Saturday, March 27, 2010

Shake, Rattle and Role: American Style

I had this really vivid dream on Thursday night. I was at work in my office at school when the earth shook! I scrambled under my desk, and except for objects rattled off of shelves and piles of empty boxes from MSA testing toppled around the room, I was okay. The room, however was pitch black (power off), and I have no windows. So I got up and found the door, but it wouldn't open. The building had shifted and the door was jammed! I could hear the sound of kids being evacuated and I pounded on the door until the teacher next to me came and shouted that she would get help. A few minutes later one of the building services guys showed up with an axe (an axe!--I doubt we actually have one on the school grounds) and he chopped me to freedom. Once out, we began to learn the news of the extent of the disaster. The epicenter was no where near D.C. but in western Kentucky! In a fit a disbelief, I woke up.

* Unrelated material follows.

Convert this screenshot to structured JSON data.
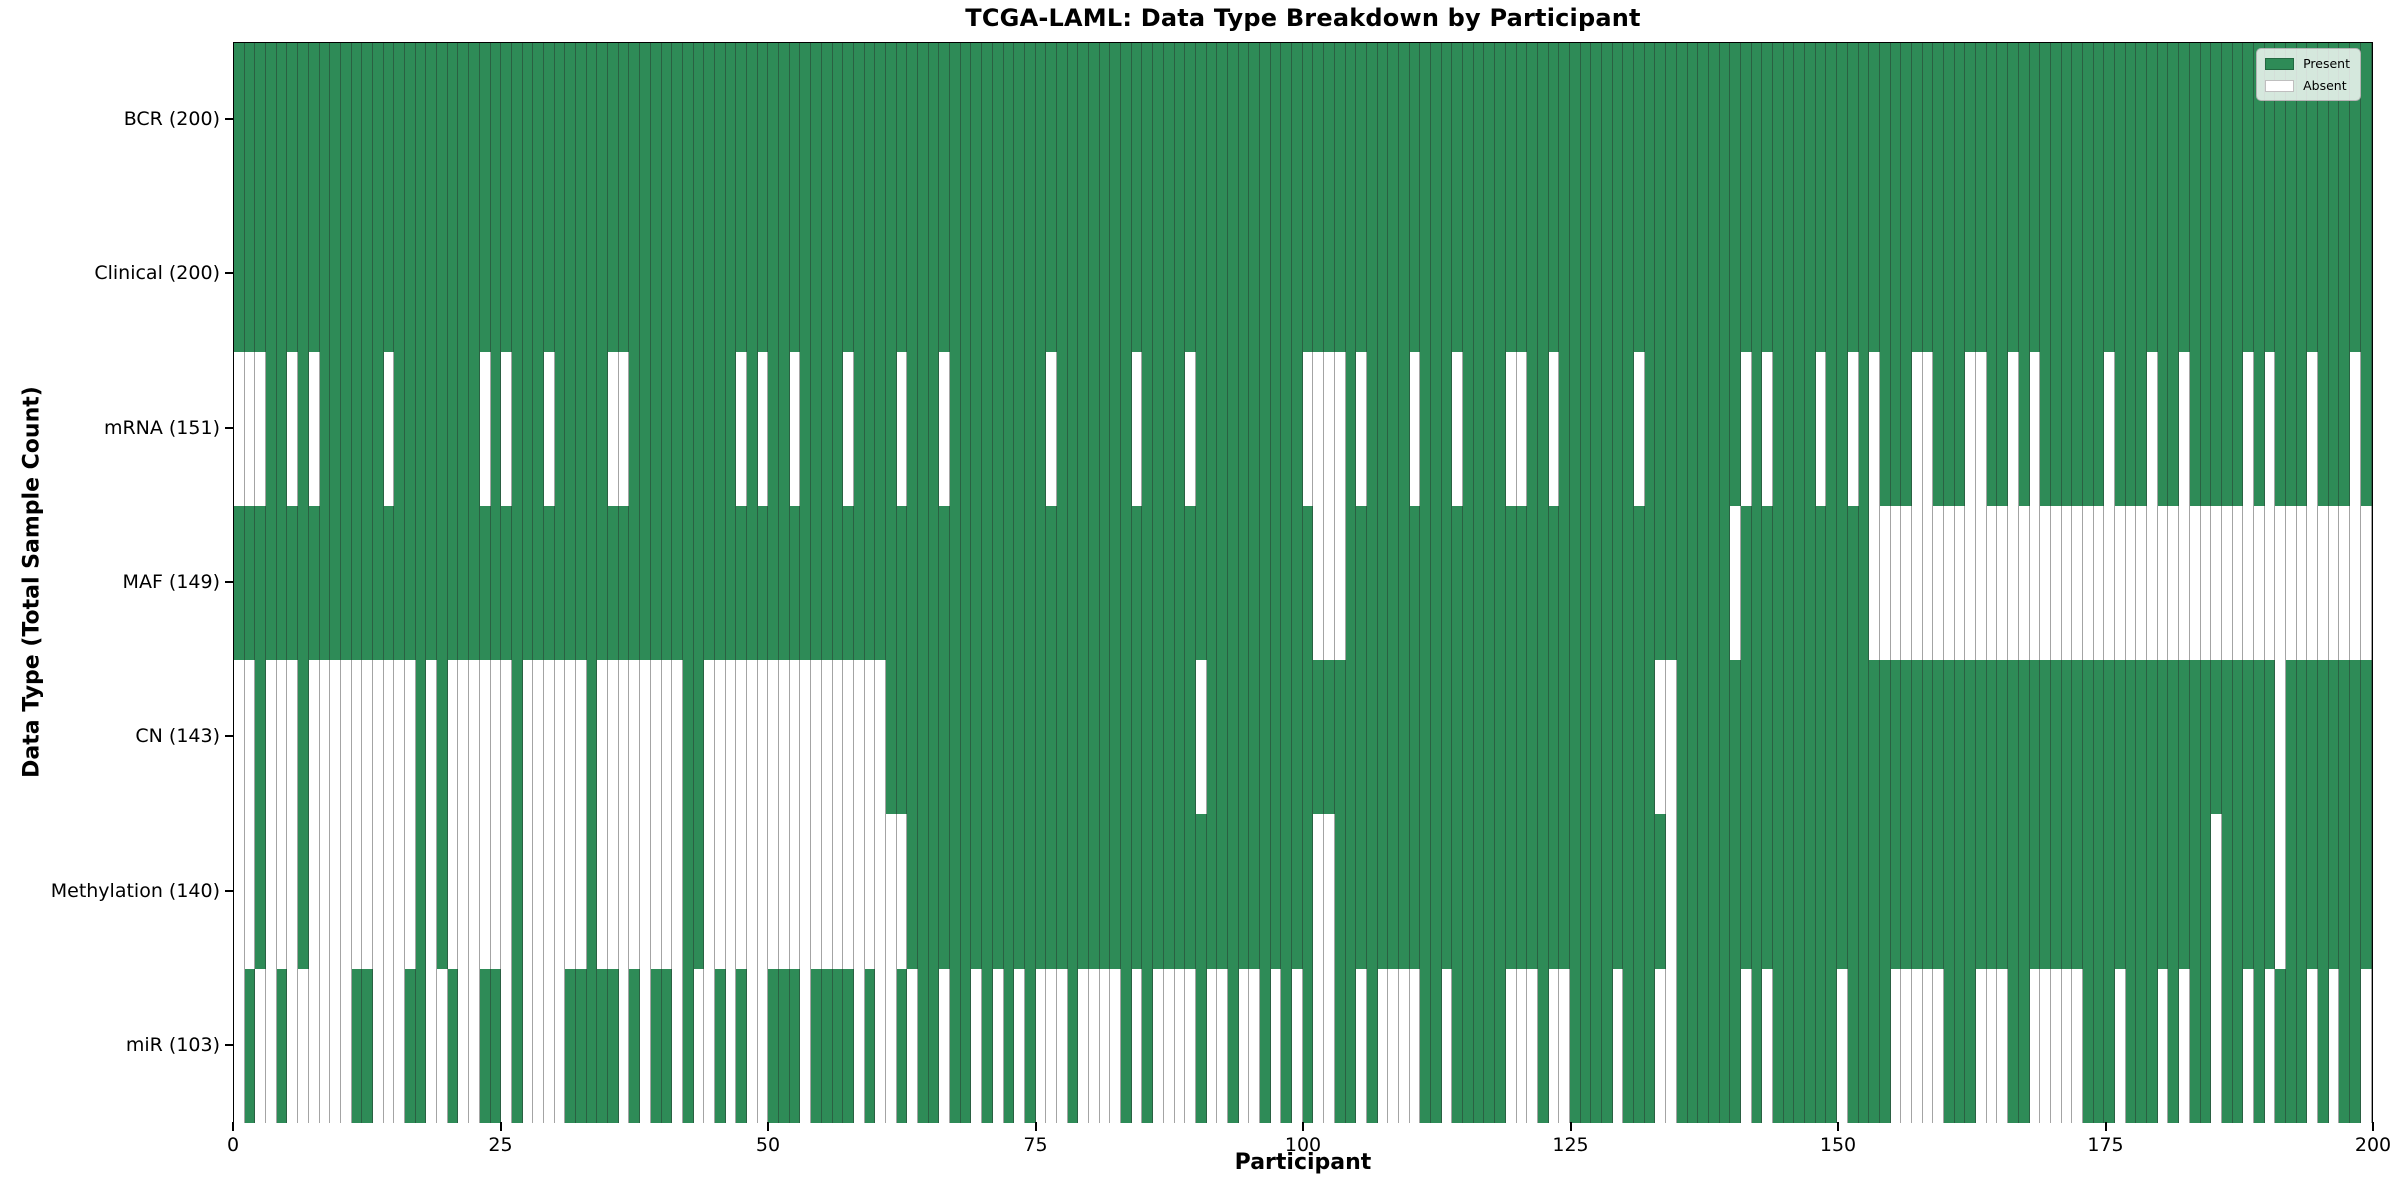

I look at the seismic activity in the U.S. since the Great Chile earthquake and it's really saying something. Something that my subconscious mind is clearly worrying about. California is as shaky as ever!, but there are two "hot spots" if you will. Central Oklahoma and the fault just off of the coast of Oregon have been very active. In Oregon, the activity is on a known plate, the quakes in central Oklahoma are on a mid-continental plate where rifts have and are forming. Are these signs of something larger to come? I would have any idea. But it is curious, and as I have said before the general global seismic activity is occurring at a pace much larger and more intense that usual.